小さなボディに詰め込まれた各種ツールを順々に取り出して眺め、最後に出てきたのがナイフである。唐突に登場した刃物にちょっとギョッとしてしまった。仕事上カッターナイフはよく使うし、包丁もまあ手にしたことはあるのだけど、それとはまたちょっと違った形をしている。よくよく考えれば、十徳ナイフというのだから、ナイフがついているのは必然である。
銃刀法によれば正当な理由なく「刃渡り6cm以上」の刃物を持ち歩いていると取り締まりの対象となるらしい。もちろん十徳ナイフについている刃物なのでそんな長さはない。

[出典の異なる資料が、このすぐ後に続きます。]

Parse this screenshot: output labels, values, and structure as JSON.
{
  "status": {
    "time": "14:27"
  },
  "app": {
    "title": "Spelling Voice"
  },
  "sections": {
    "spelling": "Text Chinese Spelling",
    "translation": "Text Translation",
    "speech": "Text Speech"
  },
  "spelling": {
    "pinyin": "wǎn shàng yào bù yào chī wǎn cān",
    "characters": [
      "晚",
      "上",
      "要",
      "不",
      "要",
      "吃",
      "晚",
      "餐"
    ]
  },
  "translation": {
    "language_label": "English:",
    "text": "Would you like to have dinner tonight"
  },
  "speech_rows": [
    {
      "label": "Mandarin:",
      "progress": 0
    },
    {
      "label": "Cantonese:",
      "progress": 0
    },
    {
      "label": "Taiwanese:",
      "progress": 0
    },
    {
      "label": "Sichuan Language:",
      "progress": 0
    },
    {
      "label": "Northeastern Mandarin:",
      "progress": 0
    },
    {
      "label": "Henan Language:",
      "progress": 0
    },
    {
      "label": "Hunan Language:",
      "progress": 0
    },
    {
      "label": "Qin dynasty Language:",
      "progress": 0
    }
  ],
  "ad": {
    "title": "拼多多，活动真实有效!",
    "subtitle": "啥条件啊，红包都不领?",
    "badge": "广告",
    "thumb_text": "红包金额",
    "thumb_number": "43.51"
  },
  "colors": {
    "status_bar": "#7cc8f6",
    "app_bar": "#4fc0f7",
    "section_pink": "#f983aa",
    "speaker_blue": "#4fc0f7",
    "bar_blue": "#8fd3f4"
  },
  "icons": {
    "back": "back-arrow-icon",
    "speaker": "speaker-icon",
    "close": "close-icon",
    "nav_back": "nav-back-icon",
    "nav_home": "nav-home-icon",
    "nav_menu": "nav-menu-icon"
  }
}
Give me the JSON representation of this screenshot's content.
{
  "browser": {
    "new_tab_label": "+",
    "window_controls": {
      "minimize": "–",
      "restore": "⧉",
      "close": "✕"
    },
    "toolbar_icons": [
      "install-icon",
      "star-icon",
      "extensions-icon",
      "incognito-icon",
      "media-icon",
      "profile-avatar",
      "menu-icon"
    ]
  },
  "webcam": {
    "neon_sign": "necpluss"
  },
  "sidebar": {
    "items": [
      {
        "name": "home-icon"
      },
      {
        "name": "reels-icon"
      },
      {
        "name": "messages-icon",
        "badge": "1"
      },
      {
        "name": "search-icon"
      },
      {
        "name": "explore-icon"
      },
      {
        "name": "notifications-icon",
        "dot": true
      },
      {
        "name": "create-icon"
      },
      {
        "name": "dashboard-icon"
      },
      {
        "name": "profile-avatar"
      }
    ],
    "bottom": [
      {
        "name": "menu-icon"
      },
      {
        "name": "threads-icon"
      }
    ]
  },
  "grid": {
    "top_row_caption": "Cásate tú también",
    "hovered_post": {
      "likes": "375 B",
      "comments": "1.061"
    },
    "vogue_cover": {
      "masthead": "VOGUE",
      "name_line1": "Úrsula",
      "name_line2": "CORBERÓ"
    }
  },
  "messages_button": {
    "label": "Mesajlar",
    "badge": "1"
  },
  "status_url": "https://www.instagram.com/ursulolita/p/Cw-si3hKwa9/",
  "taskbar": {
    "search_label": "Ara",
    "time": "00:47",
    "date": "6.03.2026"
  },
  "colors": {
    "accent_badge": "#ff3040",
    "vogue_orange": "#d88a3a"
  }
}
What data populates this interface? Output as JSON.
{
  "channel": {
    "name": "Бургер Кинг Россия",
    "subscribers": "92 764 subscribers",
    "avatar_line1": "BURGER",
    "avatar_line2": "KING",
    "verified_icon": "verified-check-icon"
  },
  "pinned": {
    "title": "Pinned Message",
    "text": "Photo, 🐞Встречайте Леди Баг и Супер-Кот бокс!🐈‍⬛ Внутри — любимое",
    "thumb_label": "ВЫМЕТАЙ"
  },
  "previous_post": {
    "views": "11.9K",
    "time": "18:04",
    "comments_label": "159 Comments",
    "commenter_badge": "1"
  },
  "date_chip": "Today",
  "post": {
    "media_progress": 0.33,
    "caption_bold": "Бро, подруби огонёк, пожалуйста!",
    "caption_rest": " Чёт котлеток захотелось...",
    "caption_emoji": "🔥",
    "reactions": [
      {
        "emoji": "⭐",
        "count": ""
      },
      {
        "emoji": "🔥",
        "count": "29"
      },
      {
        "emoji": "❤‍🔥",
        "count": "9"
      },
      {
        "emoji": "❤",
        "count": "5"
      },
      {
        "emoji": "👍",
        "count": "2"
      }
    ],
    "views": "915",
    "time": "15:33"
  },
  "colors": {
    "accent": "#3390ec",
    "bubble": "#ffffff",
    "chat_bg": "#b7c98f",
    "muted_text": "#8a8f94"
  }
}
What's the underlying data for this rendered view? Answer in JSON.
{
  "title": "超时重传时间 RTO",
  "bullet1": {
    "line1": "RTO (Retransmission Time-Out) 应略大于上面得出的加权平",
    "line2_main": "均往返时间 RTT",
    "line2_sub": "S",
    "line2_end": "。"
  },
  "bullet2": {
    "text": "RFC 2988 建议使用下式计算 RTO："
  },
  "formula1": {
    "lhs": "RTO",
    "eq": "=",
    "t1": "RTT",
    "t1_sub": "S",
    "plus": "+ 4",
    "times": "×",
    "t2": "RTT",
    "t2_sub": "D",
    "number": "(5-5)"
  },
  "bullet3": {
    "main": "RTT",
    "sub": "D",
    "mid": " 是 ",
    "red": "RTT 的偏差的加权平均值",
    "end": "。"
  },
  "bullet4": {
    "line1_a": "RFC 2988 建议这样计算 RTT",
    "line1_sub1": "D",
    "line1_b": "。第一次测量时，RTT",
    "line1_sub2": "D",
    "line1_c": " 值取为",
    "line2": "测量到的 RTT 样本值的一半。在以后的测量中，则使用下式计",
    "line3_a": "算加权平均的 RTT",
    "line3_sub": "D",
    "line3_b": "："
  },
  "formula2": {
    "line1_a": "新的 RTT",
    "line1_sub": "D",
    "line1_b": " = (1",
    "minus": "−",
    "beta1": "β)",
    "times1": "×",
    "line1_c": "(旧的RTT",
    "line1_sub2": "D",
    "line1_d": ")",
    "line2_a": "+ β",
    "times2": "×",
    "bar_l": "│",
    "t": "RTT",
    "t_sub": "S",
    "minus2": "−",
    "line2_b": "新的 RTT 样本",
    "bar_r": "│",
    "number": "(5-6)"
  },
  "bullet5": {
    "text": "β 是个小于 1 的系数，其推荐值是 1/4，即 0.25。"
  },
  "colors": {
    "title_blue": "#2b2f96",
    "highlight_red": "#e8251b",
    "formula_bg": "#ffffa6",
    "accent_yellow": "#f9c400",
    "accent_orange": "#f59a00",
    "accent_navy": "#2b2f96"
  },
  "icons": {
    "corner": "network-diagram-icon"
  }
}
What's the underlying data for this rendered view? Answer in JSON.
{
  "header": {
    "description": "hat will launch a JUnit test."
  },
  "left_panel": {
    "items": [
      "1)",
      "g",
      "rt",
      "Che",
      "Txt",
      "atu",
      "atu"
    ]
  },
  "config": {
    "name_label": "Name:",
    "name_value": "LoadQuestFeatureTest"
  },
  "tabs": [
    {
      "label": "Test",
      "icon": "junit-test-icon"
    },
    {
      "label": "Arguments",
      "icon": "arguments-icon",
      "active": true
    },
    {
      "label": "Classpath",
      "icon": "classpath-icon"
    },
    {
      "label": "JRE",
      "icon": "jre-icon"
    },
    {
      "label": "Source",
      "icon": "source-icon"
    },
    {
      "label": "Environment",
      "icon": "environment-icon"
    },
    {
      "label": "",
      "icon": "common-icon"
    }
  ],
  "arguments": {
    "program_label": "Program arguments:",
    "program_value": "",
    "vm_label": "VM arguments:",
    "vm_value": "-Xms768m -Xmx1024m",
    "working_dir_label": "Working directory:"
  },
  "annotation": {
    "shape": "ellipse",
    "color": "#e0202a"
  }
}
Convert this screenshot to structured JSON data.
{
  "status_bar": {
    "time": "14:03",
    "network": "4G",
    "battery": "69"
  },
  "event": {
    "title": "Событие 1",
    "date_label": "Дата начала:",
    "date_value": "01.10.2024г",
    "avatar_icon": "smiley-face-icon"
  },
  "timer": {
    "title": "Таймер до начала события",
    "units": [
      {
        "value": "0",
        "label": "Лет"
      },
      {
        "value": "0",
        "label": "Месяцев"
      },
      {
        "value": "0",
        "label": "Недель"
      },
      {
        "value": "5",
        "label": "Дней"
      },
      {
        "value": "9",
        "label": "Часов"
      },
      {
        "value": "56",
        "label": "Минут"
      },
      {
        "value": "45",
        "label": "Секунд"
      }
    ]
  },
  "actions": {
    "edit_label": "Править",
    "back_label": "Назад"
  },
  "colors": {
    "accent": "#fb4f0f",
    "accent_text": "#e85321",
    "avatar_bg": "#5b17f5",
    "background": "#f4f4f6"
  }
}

ところが警視庁の見解によると「刃渡り6cm」の長さがないものでも、別の理由でアウトになる場合があるらしい。基準を読んでみたのだけど、どうにもこうにもよくわからん。
たぶん、それ以外になにか怪しい行動をしているとか、ケンカをしていたとか、職質に非協力的であったとか、そういう場合に持っていた刃物が小さくてもアウトになったりするのだろう。普通に生きていれば、まあ引っかかることはなさそうだ。

しかし、僕は数年前に職質を受けたことがある。知り合い数名に「職質受けたことある?」と聞いたけれど、経験者は皆無であった。おそらく「職質オーラ」とでもいうような、独特な存在感があるのだろう。
そうなってくると話は変わってくる。職質オーラを無料で垂れ流している人物が、小さめとはいえ刃物を持っていたら「ちょっと場所を変えて話を聞こうか」ということになる。僕が取り締まる側でもそうする。

こうして十徳ナイフは一度も外に持ち出す前に、机の中にしまわれることになった。いつか使うときは来るのだろうか。ちゃんちゃん。